We can’t wait to walk into the woods with her as part of our Mi’kmaq History Month weekend, hope you’ll join us!
Space is limited to 20 spots, rsvp to firstname.lastname@example.org
Please note RSVP by email to confirm your participation, space is limited to 20 people.
About our Presenters from Nova Scotia Museum:
Roger Lewis, Curator of Ethnology
His research interests lie in Mi’kmaw knowledge-practices tied to land and resource use. Roger works closely with Mi’kmaw communities throughout Nova Scotia to gather and record information about their cultural objects. He has a special appreciation of the relationship between Mi’kmaw artisans and the “living objects” they create. “It is important to remember that the maker’s soul breathes within them, making them more than a simple craft.” He is also excited by the recent resurgence of Mi’kmaw artistic skills – a blending of traditional techniques with a contemporary outlook.

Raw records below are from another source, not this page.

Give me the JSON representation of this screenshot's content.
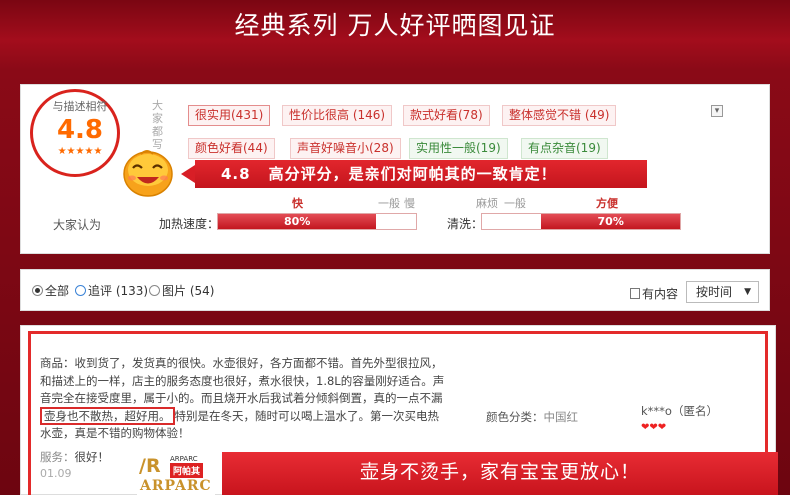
{
  "header": {
    "title": "经典系列 万人好评晒图见证"
  },
  "rating": {
    "label": "与描述相符",
    "score": "4.8",
    "stars": "★★★★★"
  },
  "tags_section": {
    "vertical_label": "大家都写",
    "tags": [
      {
        "label": "很实用(431)",
        "kind": "pos"
      },
      {
        "label": "性价比很高 (146)",
        "kind": "pos"
      },
      {
        "label": "款式好看(78)",
        "kind": "pos"
      },
      {
        "label": "整体感觉不错 (49)",
        "kind": "pos"
      },
      {
        "label": "颜色好看(44)",
        "kind": "pos"
      },
      {
        "label": "声音好噪音小(28)",
        "kind": "pos"
      },
      {
        "label": "实用性一般(19)",
        "kind": "neu"
      },
      {
        "label": "有点杂音(19)",
        "kind": "neu"
      }
    ],
    "expand_icon": "▾"
  },
  "banner": {
    "score": "4.8",
    "text": "高分评分，是亲们对阿帕其的一致肯定！",
    "icon": "smiling-face-icon"
  },
  "metrics": {
    "people_think": "大家认为",
    "heating": {
      "label": "加热速度：",
      "high": "快",
      "mid": "一般",
      "low": "慢",
      "value_label": "80%",
      "value": 0.8
    },
    "cleaning": {
      "label": "清洗：",
      "low": "麻烦",
      "mid": "一般",
      "high": "方便",
      "value_label": "70%",
      "value": 0.7
    }
  },
  "filters": {
    "all": "全部",
    "followup": "追评 (133)",
    "images": "图片 (54)",
    "has_content": "有内容",
    "sort": "按时间",
    "sort_arrow": "▼"
  },
  "review": {
    "text_before": "商品：收到货了，发货真的很快。水壶很好，各方面都不错。首先外型很拉风，和描述上的一样，店主的服务态度也很好，煮水很快，1.8L的容量刚好适合。声音完全在接受度里，属于小的。而且烧开水后我试着分倾斜倒置，真的一点不漏",
    "highlight": "壶身也不散热，超好用。",
    "text_after": "特别是在冬天，随时可以喝上温水了。第一次买电热水壶，真是不错的购物体验！",
    "reply_label": "服务：",
    "reply_value": "很好！",
    "date": "01.09",
    "color_label": "颜色分类：",
    "color_value": "中国红",
    "user": "k***o（匿名）",
    "user_badge": "❤❤❤"
  },
  "logo": {
    "mark": "/R",
    "small": "ARPARC",
    "cn": "阿帕其",
    "en": "ARPARC"
  },
  "promo": {
    "text": "壶身不烫手，家有宝宝更放心！"
  },
  "colors": {
    "brand_red": "#c4151d",
    "orange": "#ff6a00"
  }
}
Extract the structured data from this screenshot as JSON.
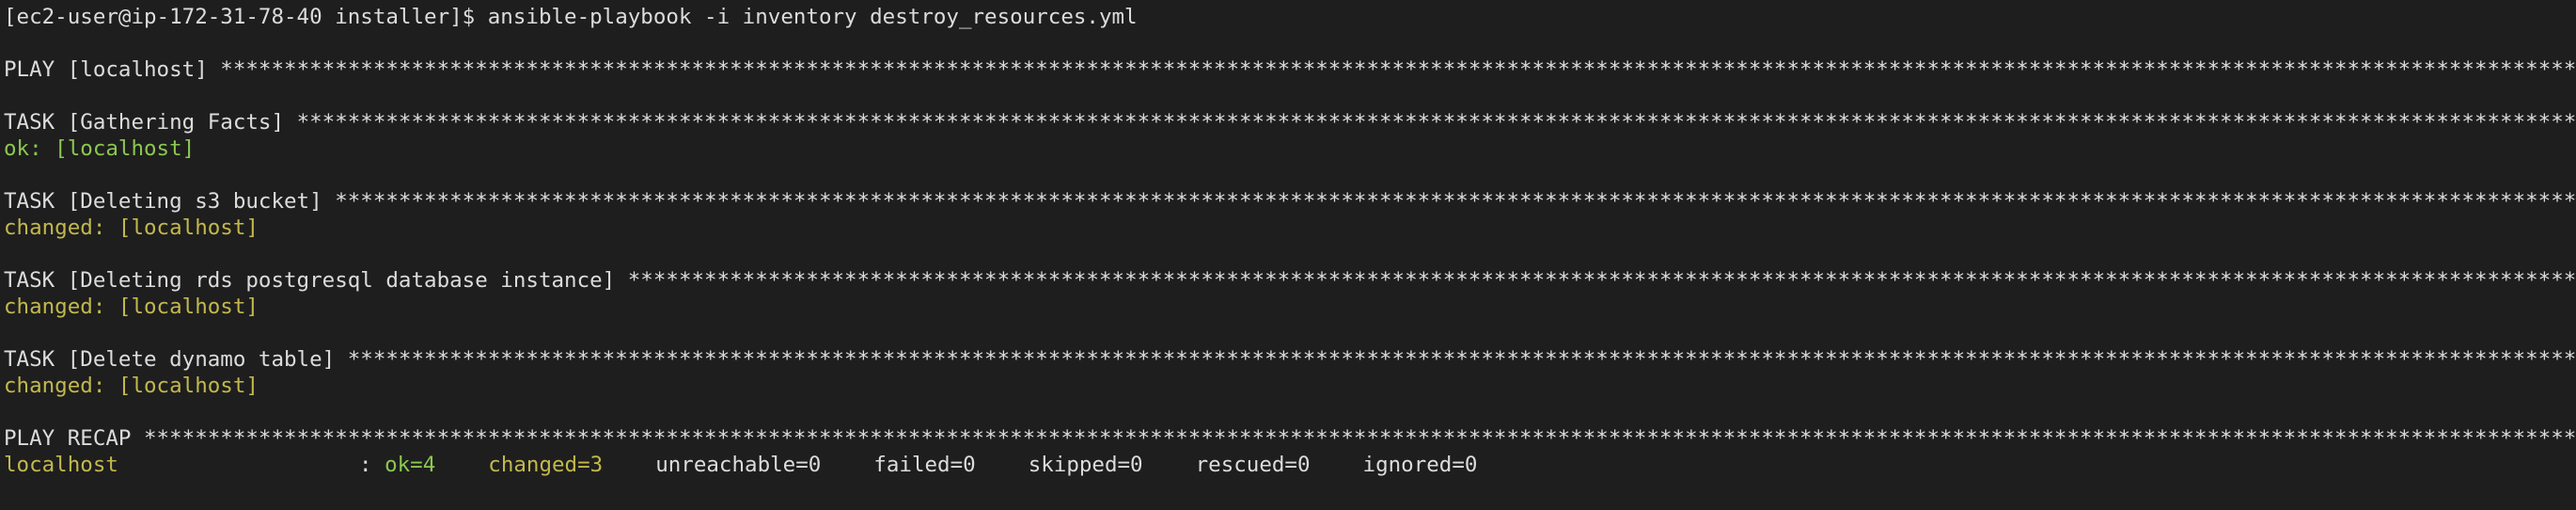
{
  "prompt": "[ec2-user@ip-172-31-78-40 installer]$ ansible-playbook -i inventory destroy_resources.yml",
  "stars": "****************************************************************************************************************************************************************************************************************************************************************************************************************************************************************************************************************",
  "play": {
    "header": "PLAY [localhost] "
  },
  "tasks": [
    {
      "header": "TASK [Gathering Facts] ",
      "result": "ok: [localhost]",
      "status": "ok"
    },
    {
      "header": "TASK [Deleting s3 bucket] ",
      "result": "changed: [localhost]",
      "status": "changed"
    },
    {
      "header": "TASK [Deleting rds postgresql database instance] ",
      "result": "changed: [localhost]",
      "status": "changed"
    },
    {
      "header": "TASK [Delete dynamo table] ",
      "result": "changed: [localhost]",
      "status": "changed"
    }
  ],
  "recap": {
    "header": "PLAY RECAP ",
    "host": "localhost",
    "separator": ": ",
    "ok": "ok=4",
    "changed": "changed=3",
    "unreachable": "unreachable=0",
    "failed": "failed=0",
    "skipped": "skipped=0",
    "rescued": "rescued=0",
    "ignored": "ignored=0"
  },
  "colors": {
    "background": "#1e1e1e",
    "text": "#dcdcdc",
    "ok": "#8cc751",
    "changed": "#c3b84d"
  }
}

Katie Cottreau-Robins, Archaeology Curator
Dr. Katie Cottreau-Robins is our Curator of Archaeology. She loves the hands-on connection to the past that archaeology provides. “With the physical evidence that is collected and studied, you gain insight into the daily lives of people like you and me.” She enjoys learning things that can’t be found in archives or historical documents. Katie earned her PhD from Dalhousie University in 2012. Her dissertation, “A Loyalist Plantation in Nova Scotia, 1784-1800,” is closely connected to her work at the museum. One of the objects found at the plantation dig site is part of this exhibit. Though Katie’s job has many opportunities to explore the wide range of past cultures and experiences represented in Nova Scotia, she continues to have a special interest in uncovering the daily lives of the enslaved in the loyalist era.